Perhaps there was a time when the English alphabet was acceptable for data processing applications worldwide—when computers were used in environments where the users could be expected to adapt—but those days are gone. Nowadays it is absolutely essential to provide for the storage and processing of textual material in the native alphabet of whoever wants to use the system. Most of the US and Western European language requirements can be squeezed together into a character set that still fits in 8 bits per character, but Asian and other languages simply cannot.

There are two general ways of extending character sets. One is to use a fixed number of bytes (often two) for every character. This is what the wide character support in C is designed to do. The other method is to use a shift-in shift-out coding scheme; this is popular over 8-bit communication links. Imagine a stream of characters that looks like:

a b c <SI> a b g <SO> x y

where <SI> and <SO> mean ‘switch to Greek’ and ‘switch back to English’ respectively. A display device that agreed to use that method might well then display a, b, c, alpha, beta, gamma, x and y. This is roughly the scheme used by the shift-JIS Japanese standard, except that once the shift-in has been seen, pairs of characters together are used as the code for a single Japanese character. Alternative schemes exist which use more than one shift-in character, but they are less common.

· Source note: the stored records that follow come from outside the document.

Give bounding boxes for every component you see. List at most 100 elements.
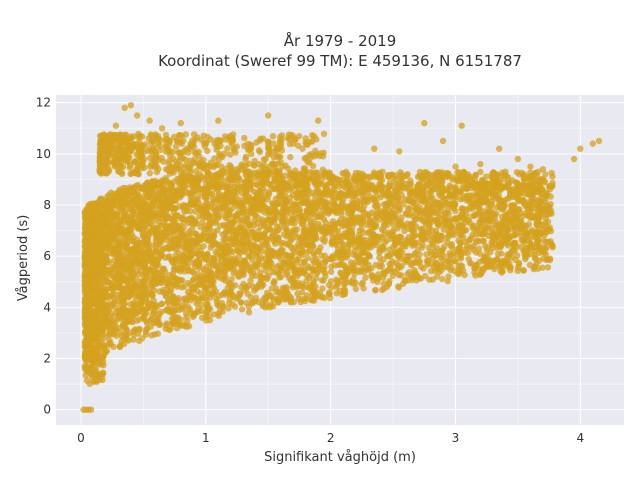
data-point — [532, 256, 540, 263]
data-point — [259, 300, 266, 307]
data-point — [274, 296, 281, 303]
data-point — [297, 250, 305, 257]
data-point — [508, 203, 515, 211]
data-point — [268, 264, 276, 271]
data-point — [449, 174, 456, 181]
data-point — [426, 236, 433, 244]
data-point — [410, 213, 417, 220]
data-point — [111, 190, 118, 197]
data-point — [105, 192, 113, 199]
data-point — [422, 221, 429, 228]
data-point — [184, 317, 191, 325]
data-point — [147, 203, 154, 210]
data-point — [97, 203, 104, 210]
data-point — [169, 238, 176, 245]
data-point — [319, 293, 326, 301]
data-points — [80, 102, 603, 413]
data-point — [193, 257, 200, 264]
data-point — [120, 302, 128, 309]
data-point — [405, 234, 412, 241]
data-point — [299, 268, 306, 275]
data-point — [471, 264, 478, 272]
data-point — [342, 178, 349, 185]
data-point — [384, 252, 392, 260]
data-point — [265, 190, 273, 197]
data-point — [168, 309, 175, 316]
data-point — [154, 330, 161, 337]
data-point — [357, 187, 364, 195]
data-point — [342, 184, 349, 192]
data-point — [456, 239, 464, 246]
data-point — [498, 206, 505, 213]
data-point — [268, 285, 275, 292]
data-point — [497, 243, 504, 251]
data-point — [208, 269, 215, 276]
data-point — [378, 262, 385, 270]
data-point — [429, 276, 436, 283]
data-point — [188, 268, 196, 275]
data-point — [225, 305, 232, 312]
data-point — [134, 277, 141, 284]
data-point — [140, 232, 147, 239]
data-point — [483, 247, 490, 254]
data-point — [160, 265, 168, 272]
data-point — [166, 277, 173, 285]
data-point — [334, 248, 341, 256]
data-point — [406, 188, 414, 195]
data-point — [540, 255, 547, 262]
data-point — [124, 330, 132, 337]
data-point — [426, 189, 433, 197]
data-point — [305, 274, 313, 281]
data-point — [128, 307, 135, 314]
data-point — [377, 246, 385, 254]
data-point — [152, 319, 159, 326]
data-point — [180, 218, 188, 225]
data-point — [143, 227, 150, 234]
data-point — [319, 285, 326, 292]
data-point — [382, 209, 389, 216]
data-point — [221, 200, 228, 208]
data-point — [140, 284, 147, 291]
data-point — [381, 271, 388, 278]
data-point — [296, 282, 304, 289]
data-point — [293, 201, 300, 208]
data-point — [441, 263, 448, 271]
data-point — [226, 280, 233, 288]
data-point — [396, 207, 403, 214]
data-point — [548, 169, 555, 177]
data-point — [443, 173, 451, 181]
data-point — [248, 272, 256, 279]
data-point — [148, 188, 155, 195]
data-point — [376, 254, 383, 261]
data-point — [183, 203, 190, 210]
data-point — [511, 239, 518, 247]
data-point — [457, 262, 464, 269]
data-point — [311, 205, 318, 212]
data-point — [311, 230, 318, 237]
data-point — [397, 272, 405, 279]
data-point — [221, 196, 229, 203]
data-point — [476, 206, 483, 214]
data-point — [401, 173, 409, 180]
data-point — [414, 247, 421, 254]
data-point — [542, 171, 549, 178]
data-point — [243, 178, 251, 185]
data-point — [347, 183, 354, 190]
data-point — [130, 256, 138, 263]
data-point — [358, 221, 365, 228]
data-point — [222, 242, 230, 250]
data-point — [542, 214, 549, 222]
data-point — [213, 263, 221, 270]
data-point — [349, 198, 356, 205]
data-point — [301, 297, 309, 305]
data-point — [402, 243, 409, 250]
data-point — [158, 300, 166, 308]
data-point — [162, 325, 169, 332]
data-point — [434, 199, 441, 206]
data-point — [121, 209, 128, 216]
data-point — [329, 256, 336, 263]
data-point — [496, 222, 503, 229]
data-point — [182, 245, 189, 252]
data-point — [144, 270, 152, 277]
data-point — [416, 213, 423, 221]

The Standard now allows explicitly for the use of extended character sets. Only the 96 characters defined earlier are used for the C part of a program, but in comments, strings, character constants and header names (these are really data, not part of the program as such) extended characters are permitted if your environment supports them. The Standard lays down a number of pretty obvious rules about how you are allowed to use them which we will not repeat here. The most significant one is that a byte whose value is zero is interpreted as a null character irrespective of any shift state. That is important, because C uses a null character to indicate the end of strings and many library functions rely on it. An additional requirement is that multibyte sequences must start and end in the initial shift state.

The char type is specified by the Standard as suitable to hold the value of all of the characters in the ‘execution character set’, which will be defined in your system's documentation. This means that (in the example above) it could hold the value of ‘a’ or ‘b’ or even the "switch to Greek" character itself. Because of the shift-in shift-out mechanism, there would be no difference between the value stored in a char that was intended to represent ‘a’ or the Greek ‘alpha’ character. To do that would mean using a different representation - probably needing more than 8 bits, which on many systems would be too big for a char. That is why the Standard introduces the wchar_ttype. To use this, you must include the <stddef.h> header, because wchar_t is simply defined as an alternative name for one of C's other types. We discuss it further in Section 2.8.